Kyle Myers, vice president of environmental health, safety & sustainability at CyrusOne, which owns and operates more than 40 data centers in North America, Europe and South America, said: “Definitely is risky if you depend on water. America. “These data centers are set to run for 20 years, so what will it look like in 2040 here, right?”

CyrusOne was formerly a REIT, but was acquired by investment firms this year KKR and Global Infrastructure Partners. When the company moved to the drought-stricken Phoenix area, it used a different, albeit more expensive, cooling method.

“It’s kind of our ‘aha moment’ where we have to make decisions. We’ve changed our design to move towards zero water consumption, so we don’t run into that kind of risk. that’s it,” Myers said.

Realizing the water danger in New Mexico, Meta, formerly known as Facebook, ran a test program on its Los Lunas data center to reduce relative humidity from 20% to 13%, reducing water consumption. Since then, it has done this in all its hubs.

But Meta’s overall water consumption is still steadily increasing, with a fifth of that water last year coming from areas deemed “water-stressed,” according to Meta’s website. It actively restores water and set a goal last year to restore more water than it consumes by 2030, starting in the west.
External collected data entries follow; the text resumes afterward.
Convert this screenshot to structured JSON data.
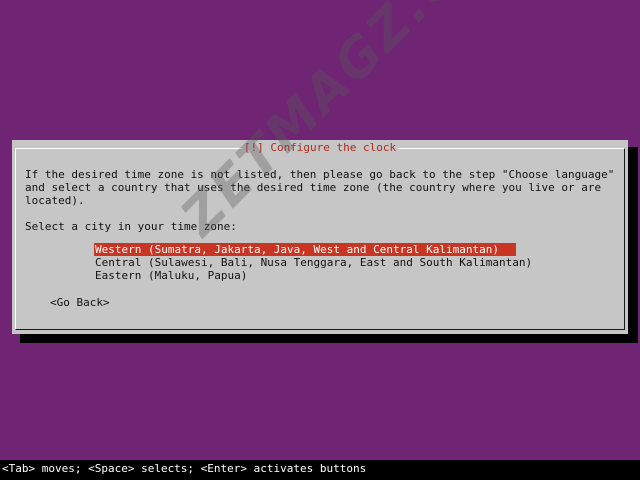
{
  "dialog": {
    "title": "[!] Configure the clock",
    "info_lines": [
      "If the desired time zone is not listed, then please go back to the step \"Choose language\"",
      "and select a country that uses the desired time zone (the country where you live or are",
      "located)."
    ],
    "prompt": "Select a city in your time zone:",
    "cities": [
      "Western (Sumatra, Jakarta, Java, West and Central Kalimantan)",
      "Central (Sulawesi, Bali, Nusa Tenggara, East and South Kalimantan)",
      "Eastern (Maluku, Papua)"
    ],
    "selected_city_index": 0,
    "go_back_label": "<Go Back>"
  },
  "help_bar": {
    "text": "<Tab> moves; <Space> selects; <Enter> activates buttons"
  },
  "watermark": {
    "text": "ZETMAGZ.COM"
  },
  "colors": {
    "background": "#6f2474",
    "dialog": "#c6c6c6",
    "title": "#b12a1a",
    "selection": "#c83522",
    "help_bar": "#000000"
  }
}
Microsoft has also set a goal of becoming an “active country” by 2030.

“The good news is that we’ve invested over the years in continuous innovation in this space so we can essentially recycle almost all of our water,” said Brad Smith, president of Microsoft. used in its data centers”. “In places where it rains, like the Pacific Northwest where we have our headquarters in Seattle, we catch the rain from the roof. In places where it doesn’t rain like Arizona, we develop condensation techniques.”

While companies with their own data centers can do that, so-called co-location data centers for multi-tenancy are increasingly being acquired by private equity firms in search of real estate growth.

There are currently about 1800 co-located data centers in the US and that number is growing as data centers are among the hottest real estate around, offering huge returns for investors. . But the risks from drought are only getting worse. Just over half (50.46%) of the nation is in a state of drought and more than 60% of the lower 48 states, according to the latest reading from US Drought Monitoring. That’s a 9% increase from just a month ago. Much of the west and Midwest in ‘severe’ drought

Smith added: “We need to innovate to get out of the climate crisis. The better we innovate, the cheaper it gets, and the faster we’ll move towards meeting these climate goals.”